Intel Corp. heavily criticized microprocessors based on ARM micro-architecture during Intel Developer Forum in Taipei, Taiwan, claiming that modern smartphones could do a lot more if powered by higher-performance chips. The company even slammed Apple iPhone, a rather popular gadget, for low performance.
“The smartphone of today is not very smart. The problem they have today is they use ARM,” said Pankaj Kedia, director global ecosystem programs at Intel Corp., reports ZDNet web-site.
In fact, ARM processors power 98% of all cellphones sold worldwide and currently the company is mulling about entering the market of mobile Internet devices (MIDs). In fact, Texas Instruments OMAP (Open Multimedia Application Platform) microprocessors with ARM architecture and PowerVR graphics cores already power Nokia’s N770, N800 and N810 Internet tablets, which can easily be considered as MIDs, just like Apple iPhones.
Intel is trying hard to popularize MIDs that run Intel Atom x86 central processing units, claiming huge performance advantages of its chips over ARM architecture.

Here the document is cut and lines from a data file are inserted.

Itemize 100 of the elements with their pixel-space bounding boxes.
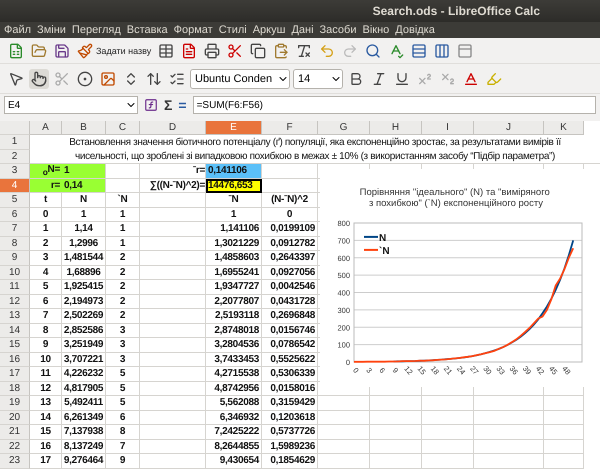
row-header[interactable]: 19 — [0, 396, 30, 410]
table-cell: 2,2077807 — [206, 294, 262, 309]
table-cell: 2,852586 — [62, 324, 106, 338]
row-header[interactable]: 23 — [0, 454, 30, 468]
table-cell: 6,346932 — [206, 410, 262, 425]
table-cell: 0,141106 — [206, 164, 262, 178]
formula-button[interactable]: = — [178, 97, 187, 113]
row-header[interactable]: 22 — [0, 440, 30, 454]
column-header[interactable]: I — [422, 121, 474, 135]
menu-item[interactable]: Вікно — [362, 24, 390, 36]
row-header[interactable]: 6 — [0, 208, 30, 222]
sum-button[interactable]: Σ — [164, 97, 172, 113]
menu-item[interactable]: Довідка — [395, 24, 435, 36]
print-icon — [204, 42, 220, 58]
row-header[interactable]: 17 — [0, 367, 30, 382]
table-cell: 8,2644855 — [206, 440, 262, 454]
menu-item[interactable]: Файл — [4, 24, 32, 36]
row-header[interactable]: 15 — [0, 338, 30, 352]
function-wizard-icon[interactable] — [144, 98, 158, 112]
table-cell — [318, 410, 370, 425]
row-header[interactable]: 10 — [0, 266, 30, 280]
toolbar-button[interactable] — [75, 68, 95, 88]
table-cell: 10 — [30, 352, 62, 367]
row-header[interactable]: 7 — [0, 222, 30, 236]
table-cell: 12 — [30, 382, 62, 396]
table-cell: 3,7433453 — [206, 352, 262, 367]
columns-icon — [434, 42, 450, 58]
column-header[interactable]: A — [30, 121, 62, 135]
menu-item[interactable]: Дані — [291, 24, 314, 36]
column-heading: (N-ˉN)^2 — [262, 193, 318, 208]
table-cell: 2 — [106, 294, 140, 309]
table-cell: 5 — [30, 280, 62, 294]
window-title: Search.ods - LibreOffice Calc — [372, 4, 540, 18]
toolbar-button[interactable] — [202, 40, 222, 60]
table-cell: 13 — [30, 396, 62, 410]
column-header[interactable]: B — [62, 121, 106, 135]
paintbrush-icon — [77, 42, 93, 58]
clear-formatting-icon — [296, 42, 312, 58]
column-header[interactable]: C — [106, 121, 140, 135]
row-header[interactable]: 16 — [0, 352, 30, 367]
row-header[interactable]: 3 — [0, 164, 30, 178]
set-name-button[interactable]: Задати назву — [75, 40, 154, 60]
table-cell: 1 — [30, 222, 62, 236]
row-header[interactable]: 21 — [0, 425, 30, 440]
column-header[interactable]: G — [318, 121, 370, 135]
table-cell[interactable]: 14476,653 — [206, 178, 262, 193]
menu-item[interactable]: Зміни — [37, 24, 66, 36]
table-icon — [158, 42, 174, 58]
font-size-field[interactable]: 14 — [293, 68, 343, 88]
table-cell: 0 — [30, 208, 62, 222]
table-cell: 4 — [30, 266, 62, 280]
row-header[interactable]: 9 — [0, 251, 30, 266]
row-header[interactable]: 11 — [0, 280, 30, 294]
font-name-field[interactable]: Ubuntu Conden — [190, 68, 290, 88]
row-header[interactable]: 14 — [0, 324, 30, 338]
table-cell — [318, 454, 370, 468]
menu-item[interactable]: Стилі — [218, 24, 247, 36]
italic-icon — [371, 70, 387, 86]
column-header[interactable]: H — [370, 121, 422, 135]
table-cell — [140, 222, 206, 236]
column-header[interactable]: J — [474, 121, 544, 135]
table-cell: 2 — [106, 280, 140, 294]
table-cell: 5 — [106, 382, 140, 396]
row-header[interactable]: 2 — [0, 150, 30, 164]
formula-input[interactable]: =SUM(F6:F56) — [192, 96, 596, 114]
row-header[interactable]: 12 — [0, 294, 30, 309]
column-header[interactable]: K — [544, 121, 584, 135]
row-header[interactable]: 13 — [0, 309, 30, 324]
menu-item[interactable]: Засоби — [320, 24, 356, 36]
toolbar-button[interactable] — [248, 40, 268, 60]
row-header[interactable]: 8 — [0, 236, 30, 251]
row-header[interactable]: 20 — [0, 410, 30, 425]
table-cell: 4,8742956 — [206, 382, 262, 396]
table-cell: 8 — [106, 425, 140, 440]
column-header[interactable]: F — [262, 121, 318, 135]
table-cell: 0,3159429 — [262, 396, 318, 410]
table-cell: 1,481544 — [62, 251, 106, 266]
toolbar-button[interactable] — [29, 68, 49, 88]
table-cell: 1 — [62, 208, 106, 222]
table-cell: 1,68896 — [62, 266, 106, 280]
superscript-icon — [417, 70, 433, 86]
row-header[interactable]: 1 — [0, 135, 30, 150]
menu-item[interactable]: Формат — [174, 24, 213, 36]
column-header[interactable]: D — [140, 121, 206, 135]
table-cell: 0 — [262, 208, 318, 222]
menu-item[interactable]: Аркуш — [252, 24, 286, 36]
table-cell — [474, 396, 544, 410]
table-cell — [318, 425, 370, 440]
underline-icon — [394, 70, 410, 86]
table-cell — [140, 382, 206, 396]
row-header[interactable]: 5 — [0, 193, 30, 208]
table-cell: 11 — [30, 367, 62, 382]
table-cell: 5 — [106, 367, 140, 382]
subscript-icon — [440, 70, 456, 86]
table-cell: 0,5306339 — [262, 367, 318, 382]
menu-item[interactable]: Перегляд — [72, 24, 121, 36]
row-header[interactable]: 18 — [0, 382, 30, 396]
menu-item[interactable]: Вставка — [126, 24, 168, 36]
table-cell: 9 — [106, 454, 140, 468]
name-box[interactable]: E4 — [4, 96, 138, 114]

“If you want to run full Internet, you are going to have to run an Intel-based architecture. Intel processors achieve two to three times the performance of ARM equivalents,” said vice president of the mobility group and director of strategic planning of platform architecture and software for the ultra mobility group.
According to Mr. Wall, even though Apple iPhone has advanced user interface and some other benefits over competing offerings, it is too slow, which is why demanding applications will hardly work on it.
“Any sort of application that requires any horse power at all and the iPhone struggles,” said Mr. Wall.
It is logical for Intel to criticize ARM processors’ low performance. However, one definite advantage that those chips have over Intel’s is low power consumption. Nevertheless, Apple iPhone gadgets are often condemned for short battery life. Still, business-oriented phones by companies like Nokia offer email and Internet browsing amid much longer life without a charge.
There is always a trade-off between performance and battery life in case of mobile devices. While Intel Corp. does understand it when it comes to notebooks, it still praises only performance when it comes to handhelds.